Significant Augusta National Design Artifact Up For Auction
An early Amen Corner rendering features Alister MacKenzie's handwritten notes
The Golf Auction expects to fetch a significant sum for a “museum quality plan” of Augusta National’s two most famous holes. Set to end Sunday, December 12th, the auction offers a rendering of Amen Corner in an early, bunker-free stage when two of golf’s most famous holes were the third and fourth. But it’s the extensive handwritten commentary from Alister MacKenzie takes the offering to another level given how few original depictions exist of golf’s sacred creations.
The plan is signed in the lower right by “R.L.B.” and exudes elements of MacKenzie’s style, but is a bit more formalized than his looser watercolor and ink renderings. Nonetheless, the artist’s effort met with approval based on MacKenzie’s validating signature.
Readers of my Golden Age of Golf Design will recognize the rendering from page 163. I found that version along with a beautiful rendition of the then-14th hole—now the 5th hole—in an obscure year-end annual called The Golfer’s Year Book. The drawings accompanied a 1932 Bobby Jones article titled, “The Ideal Golf Course” where he set the table for what was to come in Augusta. MacKenzie would later write a piece under the same not-so-humble title and both efforts seemed to be part of an awareness campaign when membership sales were a priority.
While the actual drawing on the auction block does not appear to be MacKenzie’s work, the handwriting is definitely his.

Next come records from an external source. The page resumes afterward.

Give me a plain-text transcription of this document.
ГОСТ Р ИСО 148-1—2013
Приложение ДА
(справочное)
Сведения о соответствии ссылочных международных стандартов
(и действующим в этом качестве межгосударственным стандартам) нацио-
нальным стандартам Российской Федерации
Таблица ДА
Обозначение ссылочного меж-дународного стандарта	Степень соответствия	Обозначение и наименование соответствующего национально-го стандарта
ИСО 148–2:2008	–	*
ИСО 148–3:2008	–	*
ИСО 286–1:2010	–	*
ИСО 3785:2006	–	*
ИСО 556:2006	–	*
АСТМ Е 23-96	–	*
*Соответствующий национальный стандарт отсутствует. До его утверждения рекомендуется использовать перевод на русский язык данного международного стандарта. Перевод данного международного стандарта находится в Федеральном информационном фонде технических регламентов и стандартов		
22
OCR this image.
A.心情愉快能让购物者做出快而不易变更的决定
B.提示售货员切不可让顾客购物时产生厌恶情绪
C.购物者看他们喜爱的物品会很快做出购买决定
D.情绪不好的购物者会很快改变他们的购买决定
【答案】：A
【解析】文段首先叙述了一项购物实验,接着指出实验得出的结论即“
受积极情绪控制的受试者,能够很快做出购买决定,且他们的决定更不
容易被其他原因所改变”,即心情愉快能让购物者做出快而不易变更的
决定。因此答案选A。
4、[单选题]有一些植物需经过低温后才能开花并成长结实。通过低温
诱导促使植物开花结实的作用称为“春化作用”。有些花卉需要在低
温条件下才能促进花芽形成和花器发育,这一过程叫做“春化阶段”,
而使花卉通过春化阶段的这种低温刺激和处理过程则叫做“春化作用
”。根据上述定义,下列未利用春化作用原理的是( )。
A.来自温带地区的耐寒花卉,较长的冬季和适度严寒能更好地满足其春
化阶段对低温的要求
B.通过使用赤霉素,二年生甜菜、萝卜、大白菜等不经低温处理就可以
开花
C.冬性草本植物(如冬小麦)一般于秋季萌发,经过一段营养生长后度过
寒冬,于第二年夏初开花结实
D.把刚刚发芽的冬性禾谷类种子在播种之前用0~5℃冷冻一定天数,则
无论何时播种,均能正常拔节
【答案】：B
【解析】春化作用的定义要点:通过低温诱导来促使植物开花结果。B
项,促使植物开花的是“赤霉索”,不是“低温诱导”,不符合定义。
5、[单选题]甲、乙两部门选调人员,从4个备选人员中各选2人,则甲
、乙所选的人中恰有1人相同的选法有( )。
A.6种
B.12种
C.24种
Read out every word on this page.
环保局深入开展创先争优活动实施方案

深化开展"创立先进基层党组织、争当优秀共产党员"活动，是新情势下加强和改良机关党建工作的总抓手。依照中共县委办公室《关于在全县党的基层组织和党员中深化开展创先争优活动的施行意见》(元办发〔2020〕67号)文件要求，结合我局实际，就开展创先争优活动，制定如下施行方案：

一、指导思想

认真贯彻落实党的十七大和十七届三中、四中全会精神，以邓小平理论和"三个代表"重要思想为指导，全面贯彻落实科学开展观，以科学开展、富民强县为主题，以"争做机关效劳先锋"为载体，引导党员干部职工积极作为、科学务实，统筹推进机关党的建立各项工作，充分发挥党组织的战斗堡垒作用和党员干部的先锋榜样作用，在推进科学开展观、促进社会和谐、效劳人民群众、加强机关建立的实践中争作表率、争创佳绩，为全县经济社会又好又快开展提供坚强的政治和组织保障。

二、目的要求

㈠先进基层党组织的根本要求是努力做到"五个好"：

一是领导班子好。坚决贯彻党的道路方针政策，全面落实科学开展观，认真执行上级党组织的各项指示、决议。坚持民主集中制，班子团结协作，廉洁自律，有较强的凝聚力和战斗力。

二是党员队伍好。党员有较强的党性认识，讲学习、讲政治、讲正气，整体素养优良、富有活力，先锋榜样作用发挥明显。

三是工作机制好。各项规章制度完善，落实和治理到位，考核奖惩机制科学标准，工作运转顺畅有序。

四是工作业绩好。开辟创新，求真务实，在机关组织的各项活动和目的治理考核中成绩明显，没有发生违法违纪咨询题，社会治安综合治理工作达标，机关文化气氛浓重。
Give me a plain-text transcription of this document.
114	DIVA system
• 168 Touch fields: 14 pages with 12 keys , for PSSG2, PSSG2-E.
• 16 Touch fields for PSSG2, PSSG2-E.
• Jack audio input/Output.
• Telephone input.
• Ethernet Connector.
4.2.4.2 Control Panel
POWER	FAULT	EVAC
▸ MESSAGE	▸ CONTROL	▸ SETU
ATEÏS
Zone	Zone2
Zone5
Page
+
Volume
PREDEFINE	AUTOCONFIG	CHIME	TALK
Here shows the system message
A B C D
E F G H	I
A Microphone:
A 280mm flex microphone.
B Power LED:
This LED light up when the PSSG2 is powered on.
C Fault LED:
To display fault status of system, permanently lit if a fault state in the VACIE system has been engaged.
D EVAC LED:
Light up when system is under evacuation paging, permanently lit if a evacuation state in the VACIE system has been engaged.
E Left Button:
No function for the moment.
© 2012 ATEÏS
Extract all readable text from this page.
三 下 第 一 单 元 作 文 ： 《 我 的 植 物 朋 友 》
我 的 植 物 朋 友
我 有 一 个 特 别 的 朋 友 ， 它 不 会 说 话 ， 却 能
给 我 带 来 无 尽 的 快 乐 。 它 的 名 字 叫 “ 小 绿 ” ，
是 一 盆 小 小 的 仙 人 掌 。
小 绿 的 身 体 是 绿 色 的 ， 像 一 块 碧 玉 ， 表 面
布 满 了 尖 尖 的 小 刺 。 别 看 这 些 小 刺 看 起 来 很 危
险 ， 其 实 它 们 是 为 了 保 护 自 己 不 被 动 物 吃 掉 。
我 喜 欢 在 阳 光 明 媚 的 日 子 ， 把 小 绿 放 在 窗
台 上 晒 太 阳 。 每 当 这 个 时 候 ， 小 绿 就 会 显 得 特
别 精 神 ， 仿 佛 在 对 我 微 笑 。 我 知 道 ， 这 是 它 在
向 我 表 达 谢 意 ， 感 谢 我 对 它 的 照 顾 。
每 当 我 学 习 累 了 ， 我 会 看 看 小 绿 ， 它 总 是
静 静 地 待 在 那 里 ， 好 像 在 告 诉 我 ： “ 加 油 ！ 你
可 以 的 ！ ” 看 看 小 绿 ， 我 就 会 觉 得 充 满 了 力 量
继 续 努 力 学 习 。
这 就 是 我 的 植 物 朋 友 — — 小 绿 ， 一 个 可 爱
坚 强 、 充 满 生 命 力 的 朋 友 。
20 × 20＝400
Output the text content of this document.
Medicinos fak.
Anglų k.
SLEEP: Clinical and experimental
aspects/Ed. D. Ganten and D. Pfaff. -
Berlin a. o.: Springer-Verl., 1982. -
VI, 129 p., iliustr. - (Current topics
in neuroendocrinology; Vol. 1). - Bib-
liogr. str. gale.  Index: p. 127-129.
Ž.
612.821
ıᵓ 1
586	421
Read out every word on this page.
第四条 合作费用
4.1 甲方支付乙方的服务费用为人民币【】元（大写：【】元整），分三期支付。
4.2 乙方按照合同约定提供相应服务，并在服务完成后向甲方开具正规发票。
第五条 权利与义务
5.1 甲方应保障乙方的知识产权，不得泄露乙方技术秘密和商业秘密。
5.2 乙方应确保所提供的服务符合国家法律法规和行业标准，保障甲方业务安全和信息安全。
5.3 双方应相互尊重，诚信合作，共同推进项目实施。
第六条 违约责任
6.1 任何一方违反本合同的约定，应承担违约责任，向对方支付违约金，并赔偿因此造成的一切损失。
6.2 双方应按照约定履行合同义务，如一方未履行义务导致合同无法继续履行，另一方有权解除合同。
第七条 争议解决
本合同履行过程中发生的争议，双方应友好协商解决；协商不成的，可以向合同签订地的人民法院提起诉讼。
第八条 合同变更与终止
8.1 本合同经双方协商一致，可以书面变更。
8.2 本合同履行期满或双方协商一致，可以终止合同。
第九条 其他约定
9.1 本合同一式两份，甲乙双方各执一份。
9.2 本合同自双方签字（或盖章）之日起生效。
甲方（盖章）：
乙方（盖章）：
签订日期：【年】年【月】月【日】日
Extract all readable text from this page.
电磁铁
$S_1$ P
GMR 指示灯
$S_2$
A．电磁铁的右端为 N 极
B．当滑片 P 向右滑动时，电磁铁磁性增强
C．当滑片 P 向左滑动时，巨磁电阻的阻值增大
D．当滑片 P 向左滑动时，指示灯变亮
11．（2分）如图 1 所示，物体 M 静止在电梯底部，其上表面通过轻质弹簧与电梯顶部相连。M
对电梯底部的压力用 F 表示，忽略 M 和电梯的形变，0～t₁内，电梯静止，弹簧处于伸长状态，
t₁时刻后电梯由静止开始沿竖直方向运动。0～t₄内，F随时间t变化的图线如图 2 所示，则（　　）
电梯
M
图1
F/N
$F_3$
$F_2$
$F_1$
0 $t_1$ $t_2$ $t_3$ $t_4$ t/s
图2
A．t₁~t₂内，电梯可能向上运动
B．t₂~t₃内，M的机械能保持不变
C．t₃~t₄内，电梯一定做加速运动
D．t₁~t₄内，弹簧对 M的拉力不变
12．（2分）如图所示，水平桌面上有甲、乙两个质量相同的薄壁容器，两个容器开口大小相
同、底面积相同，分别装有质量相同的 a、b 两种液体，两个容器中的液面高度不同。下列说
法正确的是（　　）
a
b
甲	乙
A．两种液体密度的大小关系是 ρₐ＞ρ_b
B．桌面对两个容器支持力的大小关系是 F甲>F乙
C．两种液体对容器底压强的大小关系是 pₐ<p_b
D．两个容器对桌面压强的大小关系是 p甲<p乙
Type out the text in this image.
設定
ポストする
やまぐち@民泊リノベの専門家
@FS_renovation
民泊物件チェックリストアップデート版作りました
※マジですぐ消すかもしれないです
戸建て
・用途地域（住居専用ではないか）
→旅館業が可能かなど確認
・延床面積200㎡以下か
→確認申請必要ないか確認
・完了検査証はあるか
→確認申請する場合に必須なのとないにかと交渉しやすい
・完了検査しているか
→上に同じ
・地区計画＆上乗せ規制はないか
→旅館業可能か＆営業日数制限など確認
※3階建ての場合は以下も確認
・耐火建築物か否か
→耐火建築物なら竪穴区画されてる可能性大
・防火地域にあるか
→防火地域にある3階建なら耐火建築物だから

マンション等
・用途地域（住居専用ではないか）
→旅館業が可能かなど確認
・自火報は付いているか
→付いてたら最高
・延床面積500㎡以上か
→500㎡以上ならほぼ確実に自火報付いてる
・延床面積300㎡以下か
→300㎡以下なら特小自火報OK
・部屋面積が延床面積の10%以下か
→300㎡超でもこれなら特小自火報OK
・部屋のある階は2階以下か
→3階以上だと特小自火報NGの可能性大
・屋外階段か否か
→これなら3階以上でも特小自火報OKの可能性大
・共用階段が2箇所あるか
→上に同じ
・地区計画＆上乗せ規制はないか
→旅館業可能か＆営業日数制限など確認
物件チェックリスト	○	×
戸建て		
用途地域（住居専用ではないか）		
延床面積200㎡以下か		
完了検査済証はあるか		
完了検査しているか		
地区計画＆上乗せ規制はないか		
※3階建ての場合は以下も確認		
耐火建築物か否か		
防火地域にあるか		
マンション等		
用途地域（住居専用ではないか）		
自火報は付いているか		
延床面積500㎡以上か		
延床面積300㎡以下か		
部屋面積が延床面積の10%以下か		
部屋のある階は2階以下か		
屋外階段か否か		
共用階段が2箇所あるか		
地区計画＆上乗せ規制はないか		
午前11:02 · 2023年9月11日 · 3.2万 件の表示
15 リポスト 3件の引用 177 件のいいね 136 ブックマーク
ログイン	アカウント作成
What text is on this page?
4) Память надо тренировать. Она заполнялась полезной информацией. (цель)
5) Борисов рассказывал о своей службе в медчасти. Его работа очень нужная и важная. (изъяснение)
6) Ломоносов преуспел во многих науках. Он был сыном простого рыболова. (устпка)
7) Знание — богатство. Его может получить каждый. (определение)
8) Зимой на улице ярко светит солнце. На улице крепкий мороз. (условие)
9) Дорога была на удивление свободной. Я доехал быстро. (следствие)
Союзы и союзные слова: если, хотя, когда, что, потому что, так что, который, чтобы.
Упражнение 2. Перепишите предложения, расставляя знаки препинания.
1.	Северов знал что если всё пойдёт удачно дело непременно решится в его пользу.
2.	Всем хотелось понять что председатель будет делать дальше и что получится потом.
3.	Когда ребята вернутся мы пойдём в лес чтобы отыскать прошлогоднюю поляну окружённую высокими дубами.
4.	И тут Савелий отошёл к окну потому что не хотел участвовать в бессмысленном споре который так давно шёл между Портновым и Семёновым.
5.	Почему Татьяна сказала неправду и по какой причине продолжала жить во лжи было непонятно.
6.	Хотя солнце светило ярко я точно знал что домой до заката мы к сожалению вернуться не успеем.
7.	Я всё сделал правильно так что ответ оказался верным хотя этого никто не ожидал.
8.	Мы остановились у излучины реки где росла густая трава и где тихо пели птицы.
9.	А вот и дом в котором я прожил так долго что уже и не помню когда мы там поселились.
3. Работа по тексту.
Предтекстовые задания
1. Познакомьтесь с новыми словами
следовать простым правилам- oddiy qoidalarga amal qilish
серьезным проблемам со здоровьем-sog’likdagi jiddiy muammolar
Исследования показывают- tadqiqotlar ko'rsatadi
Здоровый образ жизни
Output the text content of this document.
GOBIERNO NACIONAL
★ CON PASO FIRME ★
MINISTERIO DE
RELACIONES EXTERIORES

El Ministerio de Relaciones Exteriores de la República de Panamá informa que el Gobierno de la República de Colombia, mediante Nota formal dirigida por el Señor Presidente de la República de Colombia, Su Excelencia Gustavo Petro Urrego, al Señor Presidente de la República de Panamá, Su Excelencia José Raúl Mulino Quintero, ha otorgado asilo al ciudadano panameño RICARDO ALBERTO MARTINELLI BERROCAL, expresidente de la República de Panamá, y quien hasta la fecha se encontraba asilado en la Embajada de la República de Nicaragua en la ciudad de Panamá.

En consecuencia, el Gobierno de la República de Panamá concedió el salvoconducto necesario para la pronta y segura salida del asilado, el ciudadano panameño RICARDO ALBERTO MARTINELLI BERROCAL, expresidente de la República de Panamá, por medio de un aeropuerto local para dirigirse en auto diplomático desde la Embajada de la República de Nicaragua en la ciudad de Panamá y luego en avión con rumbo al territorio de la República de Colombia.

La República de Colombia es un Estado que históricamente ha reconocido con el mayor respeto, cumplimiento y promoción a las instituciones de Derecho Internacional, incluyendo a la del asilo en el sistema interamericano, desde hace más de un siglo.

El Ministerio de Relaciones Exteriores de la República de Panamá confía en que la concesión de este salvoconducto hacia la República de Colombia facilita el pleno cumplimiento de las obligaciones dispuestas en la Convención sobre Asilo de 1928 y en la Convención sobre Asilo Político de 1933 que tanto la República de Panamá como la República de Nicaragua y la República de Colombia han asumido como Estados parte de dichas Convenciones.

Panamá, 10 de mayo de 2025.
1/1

Aware of a past efforts to impersonate the architect for profit that were handily debunked, The Golf Auction secured full letters of authenticity from James Spence Authentication and Professional Sports Authenticator.
The lineage of the drawing helps validate its legitimacy and is contributing to suggestions of massive final bid prices. However, the auction site’s comparison to “some of sports most magnificent documents, including James Naismith’s 13 Rules of Basketball which brought $4.3 million in auction in 2010,” seems a bit optimistic.